Seminar

Linking Tarim and North China cratons to Gondwana through accretionary and collisional orogenesis

  • Date

    April 24,2018

  • Time

    4:00PM

  • Venue

    JL104

  • Speaker

    Dr. Yigui HAN Department of Earth Sciences, HKU

It remains controversial whether the Tarim and North China cratons linked to Gondwana during Paleozoic time. Early and mid-Paleozoic accretionary and collisional events along the margins of the two cratons enable us to correlate them with the assembly and subsequent dispersal of Gondwana.
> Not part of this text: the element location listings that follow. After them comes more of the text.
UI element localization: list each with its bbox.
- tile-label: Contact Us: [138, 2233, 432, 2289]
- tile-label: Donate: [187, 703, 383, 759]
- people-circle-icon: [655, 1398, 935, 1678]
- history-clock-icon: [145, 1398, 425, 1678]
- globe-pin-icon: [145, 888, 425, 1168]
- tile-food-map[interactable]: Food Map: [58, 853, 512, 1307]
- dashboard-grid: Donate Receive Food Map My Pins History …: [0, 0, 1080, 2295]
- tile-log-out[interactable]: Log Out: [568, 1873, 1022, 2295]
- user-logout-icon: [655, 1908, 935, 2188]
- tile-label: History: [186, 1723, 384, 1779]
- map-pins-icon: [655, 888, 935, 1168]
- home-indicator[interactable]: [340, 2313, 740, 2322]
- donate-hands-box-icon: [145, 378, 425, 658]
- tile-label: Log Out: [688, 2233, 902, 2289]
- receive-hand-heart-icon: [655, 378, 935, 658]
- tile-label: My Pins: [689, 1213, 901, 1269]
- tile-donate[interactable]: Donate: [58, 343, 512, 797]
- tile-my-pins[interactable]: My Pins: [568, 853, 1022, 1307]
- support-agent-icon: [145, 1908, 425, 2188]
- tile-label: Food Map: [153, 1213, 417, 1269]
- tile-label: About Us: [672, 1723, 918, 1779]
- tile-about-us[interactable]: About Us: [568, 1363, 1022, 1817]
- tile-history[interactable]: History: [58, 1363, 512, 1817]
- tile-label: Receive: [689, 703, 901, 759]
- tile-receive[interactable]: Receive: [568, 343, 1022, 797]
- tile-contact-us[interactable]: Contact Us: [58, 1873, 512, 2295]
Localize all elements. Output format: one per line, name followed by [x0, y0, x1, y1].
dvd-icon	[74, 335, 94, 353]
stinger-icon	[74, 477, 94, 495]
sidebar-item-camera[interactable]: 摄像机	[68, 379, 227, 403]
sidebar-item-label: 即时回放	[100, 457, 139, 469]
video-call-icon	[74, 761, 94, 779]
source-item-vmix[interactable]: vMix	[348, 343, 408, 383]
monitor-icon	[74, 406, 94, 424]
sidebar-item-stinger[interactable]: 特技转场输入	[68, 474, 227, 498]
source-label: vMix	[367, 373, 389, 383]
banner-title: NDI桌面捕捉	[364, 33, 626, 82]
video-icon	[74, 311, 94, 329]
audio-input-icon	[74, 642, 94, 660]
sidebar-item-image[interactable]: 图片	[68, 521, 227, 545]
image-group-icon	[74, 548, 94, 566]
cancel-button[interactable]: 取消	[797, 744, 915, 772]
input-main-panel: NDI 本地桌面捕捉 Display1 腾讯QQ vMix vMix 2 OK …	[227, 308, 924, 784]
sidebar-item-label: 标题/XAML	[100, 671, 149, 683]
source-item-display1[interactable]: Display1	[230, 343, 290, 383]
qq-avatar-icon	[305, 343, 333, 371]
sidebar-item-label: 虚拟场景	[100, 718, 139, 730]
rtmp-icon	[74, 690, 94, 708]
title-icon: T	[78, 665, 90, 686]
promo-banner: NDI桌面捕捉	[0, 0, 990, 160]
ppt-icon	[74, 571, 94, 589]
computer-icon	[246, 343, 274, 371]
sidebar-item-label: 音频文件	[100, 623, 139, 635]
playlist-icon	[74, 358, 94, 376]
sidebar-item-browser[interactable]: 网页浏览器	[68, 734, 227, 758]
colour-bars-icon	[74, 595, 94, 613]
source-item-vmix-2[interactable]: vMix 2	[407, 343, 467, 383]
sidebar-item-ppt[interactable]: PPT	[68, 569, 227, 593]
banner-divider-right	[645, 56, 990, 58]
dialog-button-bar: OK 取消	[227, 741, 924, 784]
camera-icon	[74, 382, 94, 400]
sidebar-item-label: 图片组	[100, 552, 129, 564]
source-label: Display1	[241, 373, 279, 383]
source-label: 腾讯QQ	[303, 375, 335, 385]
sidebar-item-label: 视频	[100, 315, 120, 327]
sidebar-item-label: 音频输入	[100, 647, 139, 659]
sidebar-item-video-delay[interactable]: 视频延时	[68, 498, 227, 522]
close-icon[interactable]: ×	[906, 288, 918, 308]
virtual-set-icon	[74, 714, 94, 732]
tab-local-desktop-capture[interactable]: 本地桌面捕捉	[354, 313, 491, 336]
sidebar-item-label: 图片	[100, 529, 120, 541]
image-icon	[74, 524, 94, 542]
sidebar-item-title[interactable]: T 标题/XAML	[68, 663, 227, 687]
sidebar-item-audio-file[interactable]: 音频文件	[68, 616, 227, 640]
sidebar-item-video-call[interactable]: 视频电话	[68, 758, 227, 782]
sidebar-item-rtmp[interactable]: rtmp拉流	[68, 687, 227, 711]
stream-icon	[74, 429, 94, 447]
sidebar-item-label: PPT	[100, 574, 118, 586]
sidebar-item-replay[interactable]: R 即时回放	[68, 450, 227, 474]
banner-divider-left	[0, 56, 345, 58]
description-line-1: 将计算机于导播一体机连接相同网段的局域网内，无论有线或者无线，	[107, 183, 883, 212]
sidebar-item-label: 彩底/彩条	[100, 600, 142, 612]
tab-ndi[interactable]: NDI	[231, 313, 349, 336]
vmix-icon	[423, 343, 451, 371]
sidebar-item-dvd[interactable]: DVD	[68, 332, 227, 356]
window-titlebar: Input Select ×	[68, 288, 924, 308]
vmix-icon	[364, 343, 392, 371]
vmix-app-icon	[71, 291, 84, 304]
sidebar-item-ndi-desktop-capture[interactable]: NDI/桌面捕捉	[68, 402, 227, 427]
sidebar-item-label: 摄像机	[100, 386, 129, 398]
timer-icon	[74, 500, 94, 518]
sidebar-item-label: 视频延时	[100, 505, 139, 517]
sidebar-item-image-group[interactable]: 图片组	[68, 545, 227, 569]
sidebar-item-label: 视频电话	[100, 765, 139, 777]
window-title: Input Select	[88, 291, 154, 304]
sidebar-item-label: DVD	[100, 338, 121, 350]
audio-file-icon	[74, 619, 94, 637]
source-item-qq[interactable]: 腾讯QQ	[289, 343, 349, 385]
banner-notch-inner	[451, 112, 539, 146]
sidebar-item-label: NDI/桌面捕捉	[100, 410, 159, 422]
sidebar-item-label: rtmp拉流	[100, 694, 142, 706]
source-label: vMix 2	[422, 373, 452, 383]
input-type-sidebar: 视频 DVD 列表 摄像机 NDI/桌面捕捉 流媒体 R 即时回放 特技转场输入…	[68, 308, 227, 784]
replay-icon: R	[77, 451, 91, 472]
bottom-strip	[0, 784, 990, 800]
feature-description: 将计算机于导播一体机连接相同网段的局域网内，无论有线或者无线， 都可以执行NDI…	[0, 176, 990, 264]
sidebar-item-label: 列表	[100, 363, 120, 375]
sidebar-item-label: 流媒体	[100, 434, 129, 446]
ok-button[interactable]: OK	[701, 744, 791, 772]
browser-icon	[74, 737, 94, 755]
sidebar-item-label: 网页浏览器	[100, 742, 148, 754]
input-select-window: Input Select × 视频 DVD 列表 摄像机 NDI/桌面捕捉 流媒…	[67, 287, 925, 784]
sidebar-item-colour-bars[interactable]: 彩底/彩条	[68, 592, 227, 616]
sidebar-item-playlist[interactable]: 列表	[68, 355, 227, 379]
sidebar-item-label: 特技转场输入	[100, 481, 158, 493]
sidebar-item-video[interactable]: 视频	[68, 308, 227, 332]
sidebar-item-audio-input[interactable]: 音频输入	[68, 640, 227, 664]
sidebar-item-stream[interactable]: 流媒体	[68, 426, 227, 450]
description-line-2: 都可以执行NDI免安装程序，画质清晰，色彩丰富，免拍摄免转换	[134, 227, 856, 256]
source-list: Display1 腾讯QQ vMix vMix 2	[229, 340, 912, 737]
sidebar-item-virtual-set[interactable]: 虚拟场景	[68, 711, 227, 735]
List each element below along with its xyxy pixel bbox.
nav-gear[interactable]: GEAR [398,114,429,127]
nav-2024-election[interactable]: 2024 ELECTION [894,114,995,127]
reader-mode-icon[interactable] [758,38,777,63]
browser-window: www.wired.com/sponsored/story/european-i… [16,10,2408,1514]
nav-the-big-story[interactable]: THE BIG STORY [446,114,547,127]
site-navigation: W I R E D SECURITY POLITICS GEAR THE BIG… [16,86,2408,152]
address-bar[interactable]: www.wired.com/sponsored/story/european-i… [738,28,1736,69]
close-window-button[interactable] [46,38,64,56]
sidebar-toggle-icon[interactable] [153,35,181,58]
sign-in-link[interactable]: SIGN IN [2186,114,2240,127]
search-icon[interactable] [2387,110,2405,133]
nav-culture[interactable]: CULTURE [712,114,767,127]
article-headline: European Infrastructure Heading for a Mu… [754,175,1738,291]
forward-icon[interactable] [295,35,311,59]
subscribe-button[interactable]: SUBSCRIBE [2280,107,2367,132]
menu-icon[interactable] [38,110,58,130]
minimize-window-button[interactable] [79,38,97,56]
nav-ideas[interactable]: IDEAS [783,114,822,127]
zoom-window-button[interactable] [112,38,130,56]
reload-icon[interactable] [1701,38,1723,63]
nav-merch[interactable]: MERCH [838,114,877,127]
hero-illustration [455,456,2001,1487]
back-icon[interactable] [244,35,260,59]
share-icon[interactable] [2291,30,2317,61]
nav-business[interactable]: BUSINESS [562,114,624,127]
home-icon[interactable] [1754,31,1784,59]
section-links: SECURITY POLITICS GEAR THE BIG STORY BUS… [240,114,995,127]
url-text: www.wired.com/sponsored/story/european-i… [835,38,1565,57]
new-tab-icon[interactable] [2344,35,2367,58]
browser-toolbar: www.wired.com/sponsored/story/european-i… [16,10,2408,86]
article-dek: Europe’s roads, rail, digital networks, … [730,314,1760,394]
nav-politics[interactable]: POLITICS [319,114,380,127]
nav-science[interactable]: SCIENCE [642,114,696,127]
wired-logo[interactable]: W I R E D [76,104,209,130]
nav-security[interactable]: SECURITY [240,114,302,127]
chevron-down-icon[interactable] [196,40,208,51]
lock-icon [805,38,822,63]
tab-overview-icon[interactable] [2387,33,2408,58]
The northern margins of the cratons are characterized by long-term arc magmatism associated with the subduction of the Paleo-Asian Ocean plate. The subduction initiation occurred at ~500 Ma and was temporally coupled with continental collision events along their southern margins, and also with the final assembly of Gondwana. Zircon U-Pb and Hf isotopic data from the northern margins of the two cratons suggest a transition from advancing to retreating accretionary orogenesis at ~400 Ma, coeval with the dispersion of northern Gondwana and the opening of the Paleo-Tethys Ocean. We propose that the Tarim and North China cratons collided with northern Gondwana at ~500 Ma, corresponding to the assembly of Gondwana and the establishment of oceanic subduction along its peripheral margin. The two cratons dispersed from Gondwana at ~400 Ma, in association with the opening of the Paleo-Tethys Ocean.